# hair algae



## pauld (29 Dec 2010)

ok ive been reading and reading and reading , i have more then enough flow i have movement all round the tank i move the drop checker regularly ive reduced lighting and lighting period and still cant beat it i can reduce it but not beat it , all points to co2 distribution so going to firstly tweak the amount of co2 up very gradually im sure by drop checker and visualy ive got more then enough co2 going in so much it even builds up at the end of spray bar and every so often comes out in large bubbles ( not wasted ive placed a korrola above it to split and push round tank ) im useing a boyu up attomiser which ive read good reports on , so suggestions please on a better diffuser or am i missing something ?


----------



## pauld (29 Dec 2010)

for more info on my tank set up please read 
viewtopic.php?f=19&t=12614&hilit=pauld#p132657


----------



## Dolly Sprint 16v (29 Dec 2010)

Pauld

if in doubt about the colouration of the DC - take the DC out of the tank and place infront of a piece of white paper, as for the bubble in the spray bar - can you lower the spray bar and twist it upwards a little, the problem is that the hole in the spray bar is lower than the residual bubble and once the bubble gets bigger then its at the same level as the hole and pops out - tweek the position of the spray bar and the bubble should pop out.

Regards
paul.


----------



## pauld (1 Jan 2011)

anymore ideas please


----------



## ceg4048 (2 Jan 2011)

Paul,
       Try adding some liquid carbon to see if you can knock it back.
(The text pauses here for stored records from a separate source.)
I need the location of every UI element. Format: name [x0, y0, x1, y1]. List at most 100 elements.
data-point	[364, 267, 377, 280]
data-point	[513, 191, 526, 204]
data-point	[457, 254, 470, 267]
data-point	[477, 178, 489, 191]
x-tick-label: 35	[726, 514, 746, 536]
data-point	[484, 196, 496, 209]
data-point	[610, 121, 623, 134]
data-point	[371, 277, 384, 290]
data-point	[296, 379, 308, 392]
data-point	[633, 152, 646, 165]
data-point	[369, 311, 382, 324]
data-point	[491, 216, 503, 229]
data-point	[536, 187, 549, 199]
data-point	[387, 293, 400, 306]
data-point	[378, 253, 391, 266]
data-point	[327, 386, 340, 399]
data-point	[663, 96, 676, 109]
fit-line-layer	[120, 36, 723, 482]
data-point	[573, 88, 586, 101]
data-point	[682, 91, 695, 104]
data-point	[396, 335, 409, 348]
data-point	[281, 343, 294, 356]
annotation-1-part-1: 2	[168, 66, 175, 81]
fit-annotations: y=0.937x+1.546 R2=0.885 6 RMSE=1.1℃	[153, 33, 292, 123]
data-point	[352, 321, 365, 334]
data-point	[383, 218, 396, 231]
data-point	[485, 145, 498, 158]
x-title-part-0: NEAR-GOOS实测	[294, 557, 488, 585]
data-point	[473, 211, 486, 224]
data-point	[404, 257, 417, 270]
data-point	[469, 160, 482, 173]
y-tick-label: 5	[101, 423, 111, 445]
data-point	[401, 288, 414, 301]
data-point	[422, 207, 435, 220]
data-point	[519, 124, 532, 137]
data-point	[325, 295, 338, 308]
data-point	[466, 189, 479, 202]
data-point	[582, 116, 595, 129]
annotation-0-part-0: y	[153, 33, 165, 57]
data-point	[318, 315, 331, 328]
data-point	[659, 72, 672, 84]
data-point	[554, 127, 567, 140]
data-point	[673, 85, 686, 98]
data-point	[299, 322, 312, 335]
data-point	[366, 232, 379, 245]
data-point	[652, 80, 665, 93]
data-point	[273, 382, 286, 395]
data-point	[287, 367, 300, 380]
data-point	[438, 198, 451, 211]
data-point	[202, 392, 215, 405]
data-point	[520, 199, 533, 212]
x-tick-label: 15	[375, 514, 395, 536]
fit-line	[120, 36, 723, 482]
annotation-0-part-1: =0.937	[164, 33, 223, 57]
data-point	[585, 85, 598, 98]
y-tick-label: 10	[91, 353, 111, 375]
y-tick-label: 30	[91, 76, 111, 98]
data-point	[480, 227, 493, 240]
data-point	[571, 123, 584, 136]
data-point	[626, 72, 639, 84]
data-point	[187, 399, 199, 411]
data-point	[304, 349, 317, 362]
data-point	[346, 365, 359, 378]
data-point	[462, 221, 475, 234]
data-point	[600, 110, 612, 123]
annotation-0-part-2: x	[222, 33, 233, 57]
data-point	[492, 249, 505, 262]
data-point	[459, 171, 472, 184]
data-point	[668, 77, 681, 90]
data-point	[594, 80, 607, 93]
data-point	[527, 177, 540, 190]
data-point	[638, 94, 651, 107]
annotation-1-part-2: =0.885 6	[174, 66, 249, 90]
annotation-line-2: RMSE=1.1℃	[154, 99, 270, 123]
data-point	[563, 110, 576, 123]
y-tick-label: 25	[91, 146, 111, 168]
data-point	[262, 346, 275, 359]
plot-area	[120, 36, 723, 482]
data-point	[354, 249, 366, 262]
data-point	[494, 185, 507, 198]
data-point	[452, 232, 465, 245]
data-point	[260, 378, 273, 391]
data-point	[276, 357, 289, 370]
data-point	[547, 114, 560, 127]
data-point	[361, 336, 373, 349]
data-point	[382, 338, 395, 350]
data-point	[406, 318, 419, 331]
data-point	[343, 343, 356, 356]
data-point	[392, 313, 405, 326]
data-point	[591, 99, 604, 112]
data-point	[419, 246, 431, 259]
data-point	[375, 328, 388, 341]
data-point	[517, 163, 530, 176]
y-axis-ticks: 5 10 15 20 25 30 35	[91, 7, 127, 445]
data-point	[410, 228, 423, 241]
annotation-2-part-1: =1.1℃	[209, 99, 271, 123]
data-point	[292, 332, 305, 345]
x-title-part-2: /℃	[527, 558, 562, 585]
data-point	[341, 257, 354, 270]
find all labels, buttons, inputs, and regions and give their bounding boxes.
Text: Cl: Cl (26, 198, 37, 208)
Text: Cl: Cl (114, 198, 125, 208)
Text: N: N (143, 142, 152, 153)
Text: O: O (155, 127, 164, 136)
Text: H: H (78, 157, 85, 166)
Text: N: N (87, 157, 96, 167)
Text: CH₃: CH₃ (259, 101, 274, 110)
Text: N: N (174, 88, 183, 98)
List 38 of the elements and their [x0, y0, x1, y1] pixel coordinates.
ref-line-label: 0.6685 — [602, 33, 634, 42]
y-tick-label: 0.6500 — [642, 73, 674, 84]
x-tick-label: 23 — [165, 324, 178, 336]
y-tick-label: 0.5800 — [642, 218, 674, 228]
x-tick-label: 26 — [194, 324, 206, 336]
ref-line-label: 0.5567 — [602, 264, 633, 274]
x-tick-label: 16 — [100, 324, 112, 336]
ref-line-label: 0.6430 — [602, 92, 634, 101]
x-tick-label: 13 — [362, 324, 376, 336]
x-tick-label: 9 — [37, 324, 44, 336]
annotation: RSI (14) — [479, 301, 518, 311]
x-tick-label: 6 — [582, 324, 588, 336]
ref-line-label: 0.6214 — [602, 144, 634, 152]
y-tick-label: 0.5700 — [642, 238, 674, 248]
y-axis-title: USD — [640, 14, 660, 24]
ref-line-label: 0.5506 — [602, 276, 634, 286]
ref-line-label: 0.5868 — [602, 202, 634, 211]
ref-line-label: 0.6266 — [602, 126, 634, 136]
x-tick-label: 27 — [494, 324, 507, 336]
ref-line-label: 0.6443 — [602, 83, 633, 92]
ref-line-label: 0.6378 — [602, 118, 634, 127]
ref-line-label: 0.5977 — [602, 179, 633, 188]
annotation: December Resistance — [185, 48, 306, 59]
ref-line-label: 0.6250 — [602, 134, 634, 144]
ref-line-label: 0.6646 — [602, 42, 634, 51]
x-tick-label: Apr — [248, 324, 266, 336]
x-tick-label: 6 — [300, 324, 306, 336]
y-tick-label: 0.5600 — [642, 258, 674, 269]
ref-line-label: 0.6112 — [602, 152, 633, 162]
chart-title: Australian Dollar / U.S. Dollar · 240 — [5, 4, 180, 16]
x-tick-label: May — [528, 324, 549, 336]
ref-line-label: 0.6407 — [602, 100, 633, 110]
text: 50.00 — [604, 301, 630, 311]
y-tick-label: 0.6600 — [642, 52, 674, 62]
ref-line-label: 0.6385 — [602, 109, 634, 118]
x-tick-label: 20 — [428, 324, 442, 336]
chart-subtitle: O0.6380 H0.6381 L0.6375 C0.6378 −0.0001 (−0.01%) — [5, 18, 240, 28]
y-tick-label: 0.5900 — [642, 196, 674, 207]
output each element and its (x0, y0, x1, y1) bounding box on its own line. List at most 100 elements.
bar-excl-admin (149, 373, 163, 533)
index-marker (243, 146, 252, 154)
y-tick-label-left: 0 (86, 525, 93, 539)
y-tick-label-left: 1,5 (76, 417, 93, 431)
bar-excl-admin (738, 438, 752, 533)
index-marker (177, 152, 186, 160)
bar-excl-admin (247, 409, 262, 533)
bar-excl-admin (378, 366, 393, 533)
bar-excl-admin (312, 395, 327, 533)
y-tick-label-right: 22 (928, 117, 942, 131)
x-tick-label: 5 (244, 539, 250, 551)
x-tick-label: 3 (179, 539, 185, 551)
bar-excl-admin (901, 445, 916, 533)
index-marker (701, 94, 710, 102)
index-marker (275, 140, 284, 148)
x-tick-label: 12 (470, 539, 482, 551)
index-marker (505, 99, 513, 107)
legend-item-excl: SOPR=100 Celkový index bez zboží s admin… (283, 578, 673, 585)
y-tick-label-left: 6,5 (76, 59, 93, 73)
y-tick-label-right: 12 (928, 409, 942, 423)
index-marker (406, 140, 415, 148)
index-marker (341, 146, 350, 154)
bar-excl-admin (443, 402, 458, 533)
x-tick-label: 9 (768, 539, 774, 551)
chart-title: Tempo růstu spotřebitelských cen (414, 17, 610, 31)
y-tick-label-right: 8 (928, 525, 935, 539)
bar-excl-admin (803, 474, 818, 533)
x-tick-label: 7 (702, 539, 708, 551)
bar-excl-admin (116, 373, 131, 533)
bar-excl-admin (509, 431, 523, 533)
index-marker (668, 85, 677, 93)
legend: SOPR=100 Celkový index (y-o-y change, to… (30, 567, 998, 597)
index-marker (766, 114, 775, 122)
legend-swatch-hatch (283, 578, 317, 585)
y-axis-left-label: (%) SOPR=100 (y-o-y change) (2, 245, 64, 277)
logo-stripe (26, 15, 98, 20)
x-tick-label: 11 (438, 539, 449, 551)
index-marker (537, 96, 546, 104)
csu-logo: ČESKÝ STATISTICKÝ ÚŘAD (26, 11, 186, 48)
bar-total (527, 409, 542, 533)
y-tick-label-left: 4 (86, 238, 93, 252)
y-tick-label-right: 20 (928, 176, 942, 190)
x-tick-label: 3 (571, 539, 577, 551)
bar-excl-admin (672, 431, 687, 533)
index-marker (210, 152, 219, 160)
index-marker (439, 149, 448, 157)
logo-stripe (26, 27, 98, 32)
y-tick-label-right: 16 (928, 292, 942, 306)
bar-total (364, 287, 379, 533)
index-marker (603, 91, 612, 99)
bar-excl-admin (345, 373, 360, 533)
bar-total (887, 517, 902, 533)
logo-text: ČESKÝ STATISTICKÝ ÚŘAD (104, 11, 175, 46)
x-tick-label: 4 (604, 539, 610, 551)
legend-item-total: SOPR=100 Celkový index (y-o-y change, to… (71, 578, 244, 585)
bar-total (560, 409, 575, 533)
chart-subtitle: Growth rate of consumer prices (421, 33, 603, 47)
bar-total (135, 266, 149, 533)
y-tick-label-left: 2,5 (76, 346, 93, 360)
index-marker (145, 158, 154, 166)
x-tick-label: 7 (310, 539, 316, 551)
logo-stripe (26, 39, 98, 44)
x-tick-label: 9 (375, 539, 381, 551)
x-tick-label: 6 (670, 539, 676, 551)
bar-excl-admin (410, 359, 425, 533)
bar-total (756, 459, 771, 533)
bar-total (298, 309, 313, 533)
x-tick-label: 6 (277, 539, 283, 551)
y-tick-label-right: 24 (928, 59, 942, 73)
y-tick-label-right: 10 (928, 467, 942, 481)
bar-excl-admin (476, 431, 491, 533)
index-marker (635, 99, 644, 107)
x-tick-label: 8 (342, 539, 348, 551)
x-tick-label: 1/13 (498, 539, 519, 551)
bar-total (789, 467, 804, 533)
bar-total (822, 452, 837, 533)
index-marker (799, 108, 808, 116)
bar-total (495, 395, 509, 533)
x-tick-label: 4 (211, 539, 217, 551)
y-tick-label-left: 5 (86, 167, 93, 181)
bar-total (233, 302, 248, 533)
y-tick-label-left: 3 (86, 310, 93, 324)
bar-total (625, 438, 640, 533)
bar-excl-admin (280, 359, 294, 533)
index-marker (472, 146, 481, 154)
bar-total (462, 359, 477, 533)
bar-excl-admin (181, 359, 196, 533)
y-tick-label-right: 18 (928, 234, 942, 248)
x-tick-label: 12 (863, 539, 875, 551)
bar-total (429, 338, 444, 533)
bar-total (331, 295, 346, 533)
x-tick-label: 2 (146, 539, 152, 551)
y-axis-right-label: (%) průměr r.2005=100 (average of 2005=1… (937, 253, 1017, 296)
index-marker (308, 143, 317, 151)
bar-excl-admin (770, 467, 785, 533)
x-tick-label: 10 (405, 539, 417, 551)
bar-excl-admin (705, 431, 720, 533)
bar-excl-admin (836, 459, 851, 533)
Hair algae is CO2 related so you have issues with lighting, flow and distribution. Obviously reduction of the lighting intensity is the first step. You have a lot of light so that triggers all sorts of issues. A filter upgrade with spraybar extension would also help if you want to keep the full intensity. The more the plants grow the more of everything they need, and the more blockage they create, so this really isn't a surprise given the spectral energy input to the tank.

Cheers,


----------